Robustez financeira da Media Capital em vantagem
A comparação entre a Impresa e a Media Capital, com base nos resultados de 2025, revela uma vantagem operacional para a dona da SIC, mas maior robustez financeira para a dona da TVI.
Do lado da actividade, a Impresa apresentou melhores indicadores. O Grupo registou receitas de 181,8 milhões de euros e um EBITDA de 18,8 milhões, com uma margem de 10,3%. Já a Media Capital ficou abaixo, com 172,36 milhões de euros em receitas e um EBITDA de 14,18 milhões, além de uma quebra significativa na rentabilidade face ao ano anterior. Também nas audiências, a Impresa manteve uma posição competitiva, com a SIC e o seu universo de canais a registarem quotas relevantes.
Apesar disso, é no balanço que a diferença se torna mais evidente. A Media Capital fechou 2025 com uma dívida líquida de apenas 28,7 milhões de euros, contrastando com os 126,9 milhões da Impresa. Este factor dá ao grupo da TVI uma maior margem de manobra financeira à entrada de 2026.

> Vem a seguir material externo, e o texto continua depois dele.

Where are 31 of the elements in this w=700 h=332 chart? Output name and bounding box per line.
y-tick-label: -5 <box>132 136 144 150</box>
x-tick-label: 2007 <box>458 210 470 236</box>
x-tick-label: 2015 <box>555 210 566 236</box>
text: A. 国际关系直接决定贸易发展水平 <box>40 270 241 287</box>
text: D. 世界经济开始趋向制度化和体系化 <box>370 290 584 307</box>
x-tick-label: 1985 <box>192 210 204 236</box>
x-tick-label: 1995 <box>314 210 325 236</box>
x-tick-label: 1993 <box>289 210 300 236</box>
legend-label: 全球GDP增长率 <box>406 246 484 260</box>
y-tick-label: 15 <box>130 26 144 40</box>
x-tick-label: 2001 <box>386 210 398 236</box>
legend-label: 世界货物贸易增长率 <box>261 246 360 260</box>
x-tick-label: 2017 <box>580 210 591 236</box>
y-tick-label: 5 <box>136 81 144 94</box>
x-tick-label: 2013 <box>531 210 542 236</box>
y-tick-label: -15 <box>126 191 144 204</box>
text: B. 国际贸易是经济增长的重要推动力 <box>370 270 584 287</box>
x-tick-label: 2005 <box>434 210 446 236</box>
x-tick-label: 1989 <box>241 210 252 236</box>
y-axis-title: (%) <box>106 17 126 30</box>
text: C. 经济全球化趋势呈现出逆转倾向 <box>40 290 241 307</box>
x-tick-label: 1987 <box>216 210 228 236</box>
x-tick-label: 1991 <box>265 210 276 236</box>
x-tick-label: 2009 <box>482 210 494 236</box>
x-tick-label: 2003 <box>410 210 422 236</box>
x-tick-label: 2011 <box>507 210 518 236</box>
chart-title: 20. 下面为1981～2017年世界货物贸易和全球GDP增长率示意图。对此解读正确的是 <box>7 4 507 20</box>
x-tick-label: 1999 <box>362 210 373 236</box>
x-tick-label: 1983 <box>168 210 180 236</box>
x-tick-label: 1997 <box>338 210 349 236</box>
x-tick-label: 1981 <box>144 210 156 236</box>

Além disso, a Media Capital mantém a capacidade de remunerar accionistas, distribuindo dividendos, mesmo num ano de quebra de resultados líquidos. A Impresa, por seu lado, regressou aos lucros (1,2 milhões de euros), mas continua condicionada pelo esforço de redução da dívida.
A recente entrada da MediaForEurope no capital da Impresa, com uma participação próxima da Impreger, trouxe capital e potencial reforço estratégico. Ainda assim, o acordo parassocial mantém o controlo na esfera da família Balsemão e não altera o principal desafio do Grupo: o elevado endividamento.
Em síntese, a Impresa entra em 2026 com melhor desempenho operacional e sinais de recuperação, enquanto a Media Capital apresenta uma estrutura financeira mais leve e estável. Entre crescimento e solidez, é esta última que, para já, oferece maior protecção num contexto de incerteza no sector dos media.